15 Minutes

Andy Warhol said that in the future, everyone will be famous for 15 minutes. Could anyone have guessed how close he was to the truth? The truth being that in the future, everyone will be infamous for 15 minutes. Thanks to Internet gossip sites and reality TV, countless people with no other talent than shamelessness have launched themselves into the public consciousness. I know my memory’s not what it used to be, but I would maintain these ‘celebrities’ are forgotten as quickly as they arrived. What’s more, it seems the vehicle to fame doesn’t really matter. Did you fall in a well? Get cut during Hollywood week on American Idol? Who cares? I’m famous…for now.

A guy in Detroit landed on the gossip site PerezHilton.com for driving his car through the window of a lingerie store while dressed in women’s clothing and wearing makeup.

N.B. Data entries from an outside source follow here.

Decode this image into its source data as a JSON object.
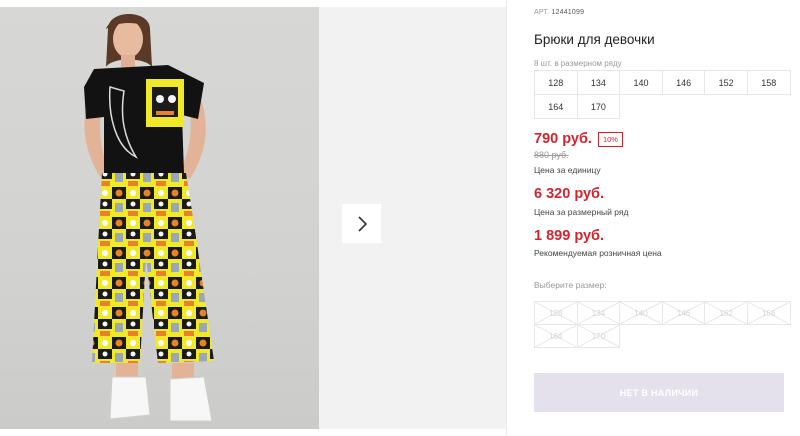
{
  "product": {
    "sku_label": "АРТ.",
    "sku": "12441099",
    "title": "Брюки для девочки"
  },
  "sizes": {
    "caption": "8 шт. в размерном ряду",
    "items": [
      "128",
      "134",
      "140",
      "146",
      "152",
      "158",
      "164",
      "170"
    ]
  },
  "pricing": {
    "price": "790 руб.",
    "discount": "10%",
    "old_price": "880 руб.",
    "unit_hint": "Цена за единицу",
    "set_price": "6 320 руб.",
    "set_hint": "Цена за размерный ряд",
    "rrp_price": "1 899 руб.",
    "rrp_hint": "Рекомендуемая розничная цена"
  },
  "size_picker": {
    "caption": "Выберите размер:",
    "items": [
      "128",
      "134",
      "140",
      "146",
      "152",
      "158",
      "164",
      "170"
    ]
  },
  "actions": {
    "buy_label": "НЕТ В НАЛИЧИИ"
  },
  "icons": {
    "next": "chevron-right-icon"
  },
  "colors": {
    "price": "#d12530",
    "disabled_button": "#e4e1ec"
  }
}
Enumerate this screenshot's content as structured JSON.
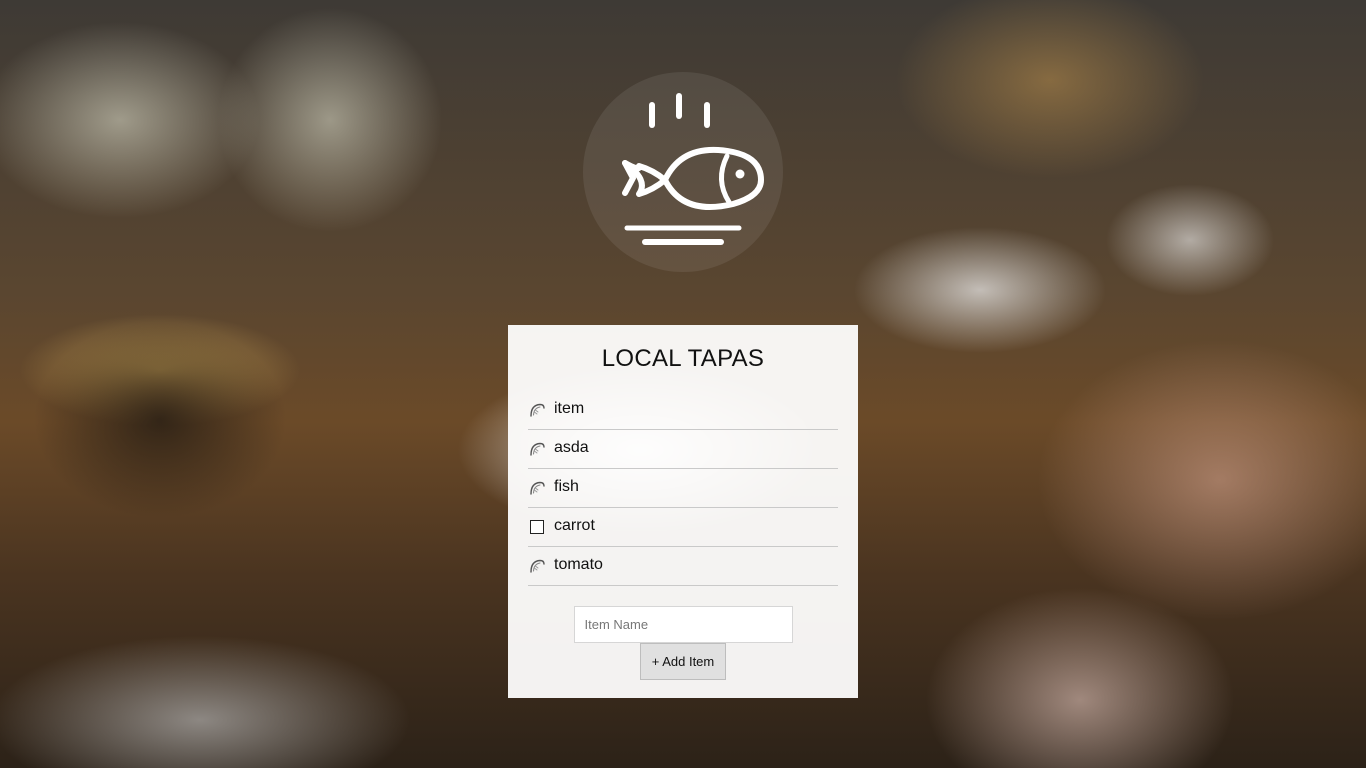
{
  "app": {
    "title": "LOCAL TAPAS",
    "logo_icon": "fish-on-plate-icon"
  },
  "items": [
    {
      "label": "item",
      "icon": "taco-icon",
      "checked": true
    },
    {
      "label": "asda",
      "icon": "taco-icon",
      "checked": true
    },
    {
      "label": "fish",
      "icon": "taco-icon",
      "checked": true
    },
    {
      "label": "carrot",
      "icon": "checkbox-empty-icon",
      "checked": false
    },
    {
      "label": "tomato",
      "icon": "taco-icon",
      "checked": true
    }
  ],
  "form": {
    "input_value": "",
    "input_placeholder": "Item Name",
    "add_button_label": "+ Add Item"
  },
  "colors": {
    "card_background": "#ffffff",
    "button_background": "#e0e0e0",
    "divider": "#c9c9c9"
  }
}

Roll your eyes all you want; I’m sure he will be able to parlay the incident into an emcee job the next Bingo night at the local drag bar.

A Florida plastic surgeon is raising eyebrows for his book to help mothers explain to their children why they are getting plastic surgery, the mothers, not the children. Billie, Mommy needs bigger breasts or Daddy is going to move in with his secretary. That’ll be a real self-esteem builder.

The problem is, there just isn’t enough ‘news’ to fill the 24/7 cable TV and Internet world in which we live. When we used to just watch the news for 30 minutes at night, every story mattered because the network had to prioritize. The president and the Pope would be a priority…the Australian man who stole a police car while handcuffed, not so much. Flooding in the Midwest, important…Nicole Richie’s travel schedule, less so.

Ashlee Simpson and Pete Wentz are both musicians, but would we know their names if they weren’t a high-profile couple in a constant whirlwind of pregnancy/marriage/break-up rumors? And don’t even get me started on Paris Hilton. When did fame become so desirable that someone would humiliate themselves with a sex tape just to get noticed? I’m sensing some love-me-daddy issues.

If everyone is famous for 15 minutes, the real problem starts at minute 16. Once you’ve been in the limelight, how do people cope when suddenly nobody remembers you were the guy who juggled squirrels on a Utube video? A common response seems to be drugs. Not only do they ease the pain, but because of Celebrity Rehab, they can actually get you back on television…another 15 minutes. Andy Warhol knew it when he said it, If everyone is famous, then really nobody is.